With regard, to other painters before or since his time, the examples of the Mater Amabilis so abound la public and private galleries, and have been so multiplied in prints, that comparison is within the reach of every observer. I will content myself with noticing a few of the most remarkable for beauty or characteristic treatment. Two painters, who eminently excelled in simplicity and purity of sentiment, are Gian Bellini of Venice, and Bernardino Luini of Milan. Squarcione, though often fantastic, has painted one or two of these Madonnas, remarkable for simplicity and dignity, as also his pupil Mantegna; though in both the style of execution is somewhat hard and cold. In the one by Fra Bartolomeo, there is such a depth of maternal tenderness in the expression and attitude, we wonder where the good monk found his model. In his own heart? in his dreams? A Mater Amabilis by one of the Caracci or by Vandyck is generally more elegant and dignified than tender. The Madonna, for instance, by Annibal, has something of the majestic sentiment of an enthroned Madonna. Murillo excelled in this subject; although most of his Virgins have a portrait air of common life, they are redeemed by the expression. In one of these, the Child, looking out of the picture with extended arms and eyes full of divinity, seems about to spring forth to fulfil his mission. In another he folds his little hands, and looks up to Heaven, as if devoting himself to his appointed suffering, while the Mother looks down upon him with a tender resignation. (Leuchtenberg Gal.) In a noble Madonna by Vandyck (Bridgewater Gal.), it is she herself who devotes him to do his Father’s will; and I still remember a picture of this class, by Carlo Cignani (Belvedere Gal., Vienna), which made me start, with the intense expression: the Mother presses to her the Child, who holds a cross in his baby hand; she looks up to heaven with an appealing look of love and anguish,—almost of reproach. Guido did not excel so much in children, as in the Virgin alone. Poussin, Carlo Dolce, Sasso Ferrato, and, in general, all the painters of the seventeenth century, give us pretty women and pretty children. We may pass them over.

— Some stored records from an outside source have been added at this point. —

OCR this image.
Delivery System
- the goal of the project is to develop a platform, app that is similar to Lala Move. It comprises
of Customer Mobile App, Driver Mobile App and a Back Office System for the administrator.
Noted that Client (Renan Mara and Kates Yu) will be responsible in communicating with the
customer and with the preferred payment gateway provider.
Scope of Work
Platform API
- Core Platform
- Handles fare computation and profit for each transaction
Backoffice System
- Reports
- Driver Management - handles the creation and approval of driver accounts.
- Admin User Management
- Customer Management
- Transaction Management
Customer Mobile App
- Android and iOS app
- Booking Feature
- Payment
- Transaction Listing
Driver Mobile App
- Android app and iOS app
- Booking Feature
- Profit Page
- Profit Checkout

A second version of the Mater Amabilis, representing the Virgin and Child full-length, but without accessories, has been also very beautifully treated. She is usually seated in a landscape, and frequently within the mystical enclosure (Hortus clausus), which is sometimes in the German pictures a mere palisade of stakes or boughs.

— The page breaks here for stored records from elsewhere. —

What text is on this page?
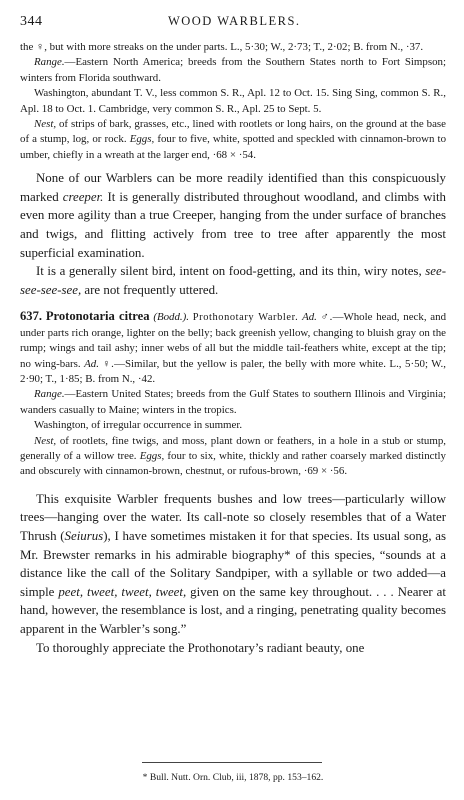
344	WOOD WARBLERS.

the ♀, but with more streaks on the under parts. L., 5·30; W., 2·73; T., 2·02; B. from N., ·37.

Range.—Eastern North America; breeds from the Southern States north to Fort Simpson; winters from Florida southward.

Washington, abundant T. V., less common S. R., Apl. 12 to Oct. 15. Sing Sing, common S. R., Apl. 18 to Oct. 1. Cambridge, very common S. R., Apl. 25 to Sept. 5.

Nest, of strips of bark, grasses, etc., lined with rootlets or long hairs, on the ground at the base of a stump, log, or rock. Eggs, four to five, white, spotted and speckled with cinnamon-brown to umber, chiefly in a wreath at the larger end, ·68 × ·54.

None of our Warblers can be more readily identified than this conspicuously marked creeper. It is generally distributed throughout woodland, and climbs with even more agility than a true Creeper, hanging from the under surface of branches and twigs, and flitting actively from tree to tree after apparently the most superficial examination.

It is a generally silent bird, intent on food-getting, and its thin, wiry notes, see-see-see-see, are not frequently uttered.

637. Protonotaria citrea (Bodd.). Prothonotary Warbler. Ad. ♂.—Whole head, neck, and under parts rich orange, lighter on the belly; back greenish yellow, changing to bluish gray on the rump; wings and tail ashy; inner webs of all but the middle tail-feathers white, except at the tip; no wing-bars. Ad. ♀.—Similar, but the yellow is paler, the belly with more white. L., 5·50; W., 2·90; T., 1·85; B. from N., ·42.

Range.—Eastern United States; breeds from the Gulf States to southern Illinois and Virginia; wanders casually to Maine; winters in the tropics.

Washington, of irregular occurrence in summer.

Nest, of rootlets, fine twigs, and moss, plant down or feathers, in a hole in a stub or stump, generally of a willow tree. Eggs, four to six, white, thickly and rather coarsely marked distinctly and obscurely with cinnamon-brown, chestnut, or rufous-brown, ·69 × ·56.

This exquisite Warbler frequents bushes and low trees—particularly willow trees—hanging over the water. Its call-note so closely resembles that of a Water Thrush (Seiurus), I have sometimes mistaken it for that species. Its usual song, as Mr. Brewster remarks in his admirable biography* of this species, “sounds at a distance like the call of the Solitary Sandpiper, with a syllable or two added—a simple peet, tweet, tweet, tweet, given on the same key throughout. . . . Nearer at hand, however, the resemblance is lost, and a ringing, penetrating quality becomes apparent in the Warbler’s song.”

To thoroughly appreciate the Prothonotary’s radiant beauty, one

* Bull. Nutt. Orn. Club, iii, 1878, pp. 153–162.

Andrea Mantegna, though a fantastic painter, had generally some meaning in his fancies. There is a fine picture of his in which the Virgin and Child are seated in a landscape, and in the background is a stone-quarry, where a number of figures are seen busily at work; perhaps hewing the stone to build the new temple of which our Saviour was the corner-stone. (Florence Gal.) In a group by Cristofano Allori, the Child places a wreath of flowers on the brow of his Mother, holding in his other hand his own crown of thorns: one of the fancies of the later schools of art.